Carlo De Benedetti amministratore di “Repubblica” significa stringere le redini per meglio far ripartire la carrozza. In casa Cofide non si fa mistero dei motivi per cui l’Ingegnere ha voluto alla sua età gravarsi della gestione del gruppo editoriale. Smaltiti i convenevoli, con i direttori dei giornali e le redazioni, vuole tentare di raddrizzare i conti del settore in pochi mesi, già per i conti 2009.
L’Espresso-Repubblica ha i problemi che hanno tutti i gruppi editoriali: vendite in calo e pubblicità stagnante. Ma De Benedetti ritiene che molto si possa incidere sui costi – il numero delle redazioni e gli addetti. Da qui l’allontanamento di Marco Benedetto, che si era detto indisponibile alla ristrutturazione. L’Ingegnere si è impegnato in prima persona, piuttosto che ricorrere a un manager esterno, magari esperto di ristrutturazioni, perché ritiene di avere abbastanza carisma per condurre in porto l’operazione indolore.
Il gruppo non è in vendita.

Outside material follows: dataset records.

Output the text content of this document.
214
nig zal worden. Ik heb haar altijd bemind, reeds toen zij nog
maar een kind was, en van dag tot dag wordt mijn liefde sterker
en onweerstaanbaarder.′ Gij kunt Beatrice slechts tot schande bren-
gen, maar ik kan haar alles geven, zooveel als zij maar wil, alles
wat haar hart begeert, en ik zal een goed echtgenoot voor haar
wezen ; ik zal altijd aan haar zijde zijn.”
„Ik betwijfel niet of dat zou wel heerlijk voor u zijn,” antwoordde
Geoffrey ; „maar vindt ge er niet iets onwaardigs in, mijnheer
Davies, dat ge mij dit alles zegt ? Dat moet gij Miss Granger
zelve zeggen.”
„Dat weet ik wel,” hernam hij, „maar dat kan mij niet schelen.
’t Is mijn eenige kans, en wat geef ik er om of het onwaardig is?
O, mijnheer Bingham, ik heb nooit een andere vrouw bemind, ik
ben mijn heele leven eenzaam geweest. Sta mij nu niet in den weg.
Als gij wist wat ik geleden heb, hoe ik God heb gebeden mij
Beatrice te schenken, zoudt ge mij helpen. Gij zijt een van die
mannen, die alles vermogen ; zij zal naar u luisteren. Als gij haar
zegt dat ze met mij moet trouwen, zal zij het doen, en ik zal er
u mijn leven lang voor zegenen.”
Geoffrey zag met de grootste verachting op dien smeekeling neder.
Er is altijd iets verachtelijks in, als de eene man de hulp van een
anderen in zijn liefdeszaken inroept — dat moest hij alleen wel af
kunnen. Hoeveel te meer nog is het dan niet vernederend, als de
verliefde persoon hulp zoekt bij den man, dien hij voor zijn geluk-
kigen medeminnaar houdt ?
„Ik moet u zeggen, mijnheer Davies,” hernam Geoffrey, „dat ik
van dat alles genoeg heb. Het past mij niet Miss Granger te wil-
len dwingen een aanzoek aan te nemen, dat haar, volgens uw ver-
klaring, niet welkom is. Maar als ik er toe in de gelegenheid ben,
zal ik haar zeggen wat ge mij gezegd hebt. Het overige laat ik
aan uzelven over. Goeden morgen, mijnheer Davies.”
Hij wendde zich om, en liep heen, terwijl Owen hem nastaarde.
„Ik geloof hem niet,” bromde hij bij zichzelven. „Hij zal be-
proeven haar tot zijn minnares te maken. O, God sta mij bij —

La famiglia De Benedetti non intende rinunciare all’Espresso-Repubblica, per ragioni affettive, e anche perché il settore è ritenuto sempre promettente. “Il gruppo L’Espresso non si vende”, ha detto Rodolfo De Benedetti alla stessa “Repubblica”: “Sono in Cir da venti anni, amministratore delegato da quindici, non ho mai cullato questo progetto”. Ma l’editoria dovrà migliorare la redditività, che nell’ultimo triennio è solo effetto di window dressing.
È d’altra parte chiaro che l’impegno a non vendere è subordinato a un ritorno alla redditività. Lo scorporo dell’editoria dalla nuova Cir-Cofide e il suo accantonamento in una sorta di bad company vuole dire esattamente questo. Senza escludere un buon acquirente, con una buona offerta: lo scorporo vuole dire anche questo.